Conflict & Justice

Kashmir assembly uproar stymies resolution demanding clemency for convicted terrorist

Chaos in the Kashmir state assembly prevented the passage of a proposed resolution to demand clemency for Afzal Guru, a Kashmiri sentenced to death for his involvement in the 2001 terrorist attack on the Indian parliament Wednesday, reports India's NDTV.

A scheduled vote on the resolution had to be postponed after protests by Bharatiya Janata Party legislators forced repeated adjournments, and the Congress demanded their expulsion for allegedly breaking rules against cross-voting during the winter session, the news channel said.

The opposition People's Democratic Party (PDP) accused Omar Abdullah's ruling National Conference government of scuttling the debate and vote, while both the National Conference and the Congress said they would not issue a whip and would instead urge members to vote according to their conscience on the issue.  

The Hindu nationalist BJP legislators -- clinging to the party's zero-tolerance for terrorism policy -- naturally tried to shout the resolution down before it could reach a vote.

The proposed resolution was been inspired by events in the Tamil Nadu assembly, where legislators passed a unanimous resolution asking that the death sentence be commuted for three men who were scheduled to be executed this month for assassinating former prime minister Rajiv Gandhi. Their case is now being reviewed by the Madras High Court.

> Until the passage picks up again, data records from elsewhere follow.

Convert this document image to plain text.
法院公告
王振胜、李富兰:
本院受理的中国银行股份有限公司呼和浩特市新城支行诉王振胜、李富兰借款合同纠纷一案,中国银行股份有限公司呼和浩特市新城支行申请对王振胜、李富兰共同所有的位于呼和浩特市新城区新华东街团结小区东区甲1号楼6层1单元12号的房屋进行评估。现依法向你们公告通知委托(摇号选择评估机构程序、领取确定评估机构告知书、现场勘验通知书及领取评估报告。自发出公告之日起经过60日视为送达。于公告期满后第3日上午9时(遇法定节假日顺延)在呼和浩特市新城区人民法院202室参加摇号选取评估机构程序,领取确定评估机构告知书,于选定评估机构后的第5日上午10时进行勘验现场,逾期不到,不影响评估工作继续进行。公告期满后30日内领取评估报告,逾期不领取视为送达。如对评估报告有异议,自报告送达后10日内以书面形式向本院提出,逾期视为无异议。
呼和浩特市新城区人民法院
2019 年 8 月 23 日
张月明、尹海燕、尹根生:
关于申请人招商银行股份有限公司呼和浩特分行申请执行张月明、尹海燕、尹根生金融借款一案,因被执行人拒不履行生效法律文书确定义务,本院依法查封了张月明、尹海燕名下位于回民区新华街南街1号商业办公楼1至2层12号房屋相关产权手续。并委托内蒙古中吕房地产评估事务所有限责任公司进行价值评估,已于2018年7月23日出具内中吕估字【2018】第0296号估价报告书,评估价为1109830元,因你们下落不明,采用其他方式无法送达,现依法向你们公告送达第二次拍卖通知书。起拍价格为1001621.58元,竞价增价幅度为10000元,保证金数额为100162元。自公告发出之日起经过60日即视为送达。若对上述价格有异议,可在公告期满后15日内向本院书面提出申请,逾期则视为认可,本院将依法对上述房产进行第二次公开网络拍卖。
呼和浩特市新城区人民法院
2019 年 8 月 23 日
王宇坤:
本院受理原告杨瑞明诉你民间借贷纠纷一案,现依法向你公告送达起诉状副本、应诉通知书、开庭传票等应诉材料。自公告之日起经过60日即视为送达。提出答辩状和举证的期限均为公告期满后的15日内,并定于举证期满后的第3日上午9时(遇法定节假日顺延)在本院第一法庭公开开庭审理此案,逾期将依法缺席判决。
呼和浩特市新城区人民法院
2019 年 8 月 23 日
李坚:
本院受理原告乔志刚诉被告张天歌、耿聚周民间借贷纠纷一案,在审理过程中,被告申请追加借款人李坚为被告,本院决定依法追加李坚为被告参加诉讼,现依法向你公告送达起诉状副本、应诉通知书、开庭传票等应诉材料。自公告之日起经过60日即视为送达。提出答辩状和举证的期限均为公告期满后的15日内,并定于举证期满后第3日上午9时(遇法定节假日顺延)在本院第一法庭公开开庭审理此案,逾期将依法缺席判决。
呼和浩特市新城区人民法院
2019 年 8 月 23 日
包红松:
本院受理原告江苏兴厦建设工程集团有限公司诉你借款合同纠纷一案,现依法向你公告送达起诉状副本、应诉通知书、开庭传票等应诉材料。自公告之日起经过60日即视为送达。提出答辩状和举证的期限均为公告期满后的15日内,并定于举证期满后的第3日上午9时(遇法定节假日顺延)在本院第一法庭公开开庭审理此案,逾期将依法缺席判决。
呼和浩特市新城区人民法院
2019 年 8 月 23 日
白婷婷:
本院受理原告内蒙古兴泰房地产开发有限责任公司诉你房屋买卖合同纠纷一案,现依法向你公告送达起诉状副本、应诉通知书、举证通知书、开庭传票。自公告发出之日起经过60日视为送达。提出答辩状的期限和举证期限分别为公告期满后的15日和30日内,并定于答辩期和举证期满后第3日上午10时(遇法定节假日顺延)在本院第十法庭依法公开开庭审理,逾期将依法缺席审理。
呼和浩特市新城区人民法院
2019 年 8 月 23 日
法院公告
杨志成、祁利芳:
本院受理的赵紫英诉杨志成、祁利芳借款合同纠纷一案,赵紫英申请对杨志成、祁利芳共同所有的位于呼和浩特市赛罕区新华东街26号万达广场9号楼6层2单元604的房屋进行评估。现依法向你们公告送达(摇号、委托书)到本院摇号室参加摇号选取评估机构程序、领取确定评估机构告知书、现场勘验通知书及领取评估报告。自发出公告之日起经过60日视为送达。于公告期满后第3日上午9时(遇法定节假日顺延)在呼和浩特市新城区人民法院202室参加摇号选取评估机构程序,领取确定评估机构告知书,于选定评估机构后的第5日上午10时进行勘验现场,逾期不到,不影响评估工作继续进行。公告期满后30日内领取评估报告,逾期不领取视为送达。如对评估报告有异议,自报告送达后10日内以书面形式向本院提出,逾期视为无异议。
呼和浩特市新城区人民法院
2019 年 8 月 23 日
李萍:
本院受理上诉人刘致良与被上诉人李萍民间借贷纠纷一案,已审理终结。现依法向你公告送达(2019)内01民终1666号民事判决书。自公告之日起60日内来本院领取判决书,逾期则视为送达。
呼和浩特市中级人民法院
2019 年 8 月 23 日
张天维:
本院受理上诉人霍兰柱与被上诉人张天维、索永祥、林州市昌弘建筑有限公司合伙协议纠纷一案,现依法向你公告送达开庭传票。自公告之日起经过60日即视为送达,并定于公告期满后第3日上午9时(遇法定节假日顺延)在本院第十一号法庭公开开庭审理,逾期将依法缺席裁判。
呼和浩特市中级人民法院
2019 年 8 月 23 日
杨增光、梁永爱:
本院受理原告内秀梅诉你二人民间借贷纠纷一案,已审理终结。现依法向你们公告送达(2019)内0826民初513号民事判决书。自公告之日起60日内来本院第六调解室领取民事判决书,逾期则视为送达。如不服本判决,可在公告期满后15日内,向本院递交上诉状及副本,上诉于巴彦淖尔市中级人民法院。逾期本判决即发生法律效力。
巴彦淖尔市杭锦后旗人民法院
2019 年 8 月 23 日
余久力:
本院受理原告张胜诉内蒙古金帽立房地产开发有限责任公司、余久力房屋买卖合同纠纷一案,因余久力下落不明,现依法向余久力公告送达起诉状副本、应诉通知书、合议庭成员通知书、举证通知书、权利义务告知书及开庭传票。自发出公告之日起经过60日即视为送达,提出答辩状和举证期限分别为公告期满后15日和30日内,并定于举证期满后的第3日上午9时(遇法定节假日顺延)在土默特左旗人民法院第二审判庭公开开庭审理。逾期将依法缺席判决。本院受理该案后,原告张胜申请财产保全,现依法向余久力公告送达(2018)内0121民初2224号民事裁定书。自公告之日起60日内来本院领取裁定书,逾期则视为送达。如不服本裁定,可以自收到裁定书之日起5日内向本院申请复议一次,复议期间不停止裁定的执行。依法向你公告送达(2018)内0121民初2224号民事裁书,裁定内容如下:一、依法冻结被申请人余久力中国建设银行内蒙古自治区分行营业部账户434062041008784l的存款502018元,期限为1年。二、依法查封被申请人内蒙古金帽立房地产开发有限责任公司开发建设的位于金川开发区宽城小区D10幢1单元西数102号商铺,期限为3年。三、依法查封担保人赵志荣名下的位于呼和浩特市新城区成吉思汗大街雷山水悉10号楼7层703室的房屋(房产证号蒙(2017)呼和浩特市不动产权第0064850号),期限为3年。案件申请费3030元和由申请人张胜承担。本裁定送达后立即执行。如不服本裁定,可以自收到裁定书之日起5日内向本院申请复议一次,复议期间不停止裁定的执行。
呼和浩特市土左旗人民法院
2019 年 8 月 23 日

In J&K, the resolution on Afzal Guru has been introduced by independent MLA Engineer Rashid. He says that although he condemns the attack on Parliament, any decision to hang Afzal Guru will have serious repercussions on the situation in Kashmir.

Afzal Guru, or Mohammad Afzal, was convicted for plotting an attack on Parliament on December 13, 2001. Five terrorists had attacked Parliament House in the Winter Session, killing seven security personnel, before being shot dead. Afzal was found guilty and sentenced to death by a sessions court in 2002. 

The verdict was upheld by the Delhi High Court on October 29, 2003 and then by the Supreme Court on August 4, 2005. Subsequently, the sessions court set October 20, 2006 as the date for hanging Afzal Guru. But his wife Tabassum Guru then filed a mercy petition.